The following is a visual example. The * figure depicts an asymmetric HashMap, and the second diagram depicts a balanced HashMap.

In this asymmetric HashMap, running the get () and put () methods on bucket 0 can be time-consuming. It takes 6 iterations to get record K.

In this balanced HashMap, it takes only three iterations to get record K. The two HashMap store the same amount of data, and the internal array is the same size. The only difference is the hash function of the key, which is used to distribute records over different buckets.

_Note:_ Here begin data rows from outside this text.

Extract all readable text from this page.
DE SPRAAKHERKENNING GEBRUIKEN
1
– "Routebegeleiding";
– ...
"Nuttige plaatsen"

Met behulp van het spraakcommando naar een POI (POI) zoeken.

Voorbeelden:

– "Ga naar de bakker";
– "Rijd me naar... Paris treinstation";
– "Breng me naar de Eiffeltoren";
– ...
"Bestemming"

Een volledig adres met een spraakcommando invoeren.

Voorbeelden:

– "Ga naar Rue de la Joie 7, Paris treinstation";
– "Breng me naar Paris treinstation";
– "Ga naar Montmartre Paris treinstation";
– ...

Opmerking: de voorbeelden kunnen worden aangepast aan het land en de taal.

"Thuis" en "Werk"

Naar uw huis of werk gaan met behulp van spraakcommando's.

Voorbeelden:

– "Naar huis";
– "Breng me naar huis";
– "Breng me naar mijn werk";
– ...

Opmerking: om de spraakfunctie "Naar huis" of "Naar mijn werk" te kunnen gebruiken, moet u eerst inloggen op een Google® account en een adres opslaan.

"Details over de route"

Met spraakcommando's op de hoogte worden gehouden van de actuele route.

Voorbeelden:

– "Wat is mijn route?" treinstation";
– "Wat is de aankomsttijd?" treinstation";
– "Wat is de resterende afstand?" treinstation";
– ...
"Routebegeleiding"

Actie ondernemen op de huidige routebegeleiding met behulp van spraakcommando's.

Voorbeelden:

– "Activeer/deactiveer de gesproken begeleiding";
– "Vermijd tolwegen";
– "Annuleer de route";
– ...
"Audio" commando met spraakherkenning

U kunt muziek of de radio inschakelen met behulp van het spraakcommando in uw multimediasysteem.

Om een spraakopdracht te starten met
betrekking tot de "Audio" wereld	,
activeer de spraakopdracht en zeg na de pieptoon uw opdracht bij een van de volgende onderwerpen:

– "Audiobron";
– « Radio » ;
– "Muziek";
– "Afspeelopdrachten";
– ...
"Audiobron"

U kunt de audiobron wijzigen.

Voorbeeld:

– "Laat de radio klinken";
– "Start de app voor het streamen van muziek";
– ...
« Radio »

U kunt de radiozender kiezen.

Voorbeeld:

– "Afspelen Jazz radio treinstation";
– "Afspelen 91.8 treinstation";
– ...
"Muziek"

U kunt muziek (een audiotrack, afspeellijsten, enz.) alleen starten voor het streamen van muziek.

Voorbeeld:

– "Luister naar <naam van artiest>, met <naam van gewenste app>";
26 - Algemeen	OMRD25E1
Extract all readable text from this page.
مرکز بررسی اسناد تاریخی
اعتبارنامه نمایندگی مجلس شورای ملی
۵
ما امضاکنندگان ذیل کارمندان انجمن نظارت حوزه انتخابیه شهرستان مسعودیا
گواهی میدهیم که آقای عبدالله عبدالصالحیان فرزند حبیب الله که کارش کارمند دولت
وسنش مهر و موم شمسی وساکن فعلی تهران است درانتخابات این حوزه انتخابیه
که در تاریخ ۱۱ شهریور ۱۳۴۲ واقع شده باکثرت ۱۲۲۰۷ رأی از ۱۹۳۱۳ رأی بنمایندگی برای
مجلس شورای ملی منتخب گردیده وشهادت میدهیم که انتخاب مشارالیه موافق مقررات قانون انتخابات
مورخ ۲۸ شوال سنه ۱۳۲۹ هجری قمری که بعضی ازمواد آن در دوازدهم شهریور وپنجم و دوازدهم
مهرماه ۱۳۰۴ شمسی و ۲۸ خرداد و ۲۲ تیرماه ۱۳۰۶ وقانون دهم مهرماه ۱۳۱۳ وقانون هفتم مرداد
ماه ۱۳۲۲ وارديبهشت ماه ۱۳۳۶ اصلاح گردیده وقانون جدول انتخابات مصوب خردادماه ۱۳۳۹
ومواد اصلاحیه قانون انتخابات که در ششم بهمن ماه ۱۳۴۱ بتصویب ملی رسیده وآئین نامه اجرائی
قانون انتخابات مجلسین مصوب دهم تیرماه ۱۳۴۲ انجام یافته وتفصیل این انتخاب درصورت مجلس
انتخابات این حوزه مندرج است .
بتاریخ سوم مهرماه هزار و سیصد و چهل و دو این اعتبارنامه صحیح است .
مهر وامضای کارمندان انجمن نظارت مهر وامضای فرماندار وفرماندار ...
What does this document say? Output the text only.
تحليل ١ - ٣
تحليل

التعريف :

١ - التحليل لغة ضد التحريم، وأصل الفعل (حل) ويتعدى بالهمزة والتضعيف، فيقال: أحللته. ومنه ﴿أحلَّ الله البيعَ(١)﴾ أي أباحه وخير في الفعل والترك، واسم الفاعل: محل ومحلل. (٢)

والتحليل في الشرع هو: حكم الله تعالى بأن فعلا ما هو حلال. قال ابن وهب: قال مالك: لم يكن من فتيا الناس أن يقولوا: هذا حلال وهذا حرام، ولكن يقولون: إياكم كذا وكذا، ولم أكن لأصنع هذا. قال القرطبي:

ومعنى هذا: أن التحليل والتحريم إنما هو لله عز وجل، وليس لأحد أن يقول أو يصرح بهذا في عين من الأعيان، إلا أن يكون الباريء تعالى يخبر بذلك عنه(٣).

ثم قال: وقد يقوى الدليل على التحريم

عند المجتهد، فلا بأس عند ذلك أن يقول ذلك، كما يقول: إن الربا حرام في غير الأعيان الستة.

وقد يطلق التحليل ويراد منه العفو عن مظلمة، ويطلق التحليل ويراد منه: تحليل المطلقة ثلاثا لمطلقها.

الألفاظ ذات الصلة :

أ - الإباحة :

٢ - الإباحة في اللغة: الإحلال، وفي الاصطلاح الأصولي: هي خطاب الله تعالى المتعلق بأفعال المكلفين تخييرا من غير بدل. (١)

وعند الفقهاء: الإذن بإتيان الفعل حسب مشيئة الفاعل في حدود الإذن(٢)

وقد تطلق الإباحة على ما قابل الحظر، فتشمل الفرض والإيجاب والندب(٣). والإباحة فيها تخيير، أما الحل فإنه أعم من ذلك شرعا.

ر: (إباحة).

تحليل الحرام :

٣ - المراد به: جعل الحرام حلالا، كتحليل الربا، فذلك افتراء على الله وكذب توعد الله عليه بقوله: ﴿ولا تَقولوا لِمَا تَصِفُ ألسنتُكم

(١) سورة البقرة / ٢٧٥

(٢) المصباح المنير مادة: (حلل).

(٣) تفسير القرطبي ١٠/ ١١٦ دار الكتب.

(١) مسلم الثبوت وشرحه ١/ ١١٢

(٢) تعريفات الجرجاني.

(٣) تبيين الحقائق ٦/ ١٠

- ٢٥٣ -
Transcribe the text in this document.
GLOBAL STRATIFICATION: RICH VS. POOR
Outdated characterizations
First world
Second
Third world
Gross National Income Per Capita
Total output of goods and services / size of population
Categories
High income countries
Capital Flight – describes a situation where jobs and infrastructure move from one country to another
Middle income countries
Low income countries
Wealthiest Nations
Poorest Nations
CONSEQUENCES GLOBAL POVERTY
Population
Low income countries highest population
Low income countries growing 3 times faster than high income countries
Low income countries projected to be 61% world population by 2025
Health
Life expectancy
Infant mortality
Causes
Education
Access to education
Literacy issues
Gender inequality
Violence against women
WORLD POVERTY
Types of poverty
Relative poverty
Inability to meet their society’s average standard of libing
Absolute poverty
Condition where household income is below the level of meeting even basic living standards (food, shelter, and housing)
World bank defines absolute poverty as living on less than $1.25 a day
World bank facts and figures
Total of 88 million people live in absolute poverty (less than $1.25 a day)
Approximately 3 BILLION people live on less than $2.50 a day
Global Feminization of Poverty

The following is an extreme example written in Java, in which I use a hash function to put all the data into the same linked list (bucket), and then I add 2000000 pieces of data.

Public class Test {public static void main (String [] args) {class MyKey {Integer i; public MyKey (Integer I) {this.i = I;} @ Override public int hashCode () {return 1;} @ Override public boolean equals (Object obj) {… }} Date begin = new Date (); Map myMap= new HashMap (2, 500, 000, 10, 000, 1); for (int iTuno

Welcome to subscribe "Shulou Technology Information " to get latest news, interesting things and hot topics in the IT industry, and controls the hottest and latest Internet news, technology news and IT industry trends.

*The comments in the above article only represent the author's personal views and do not represent the views and positions of this website. If you have more insights, please feel free to contribute and share.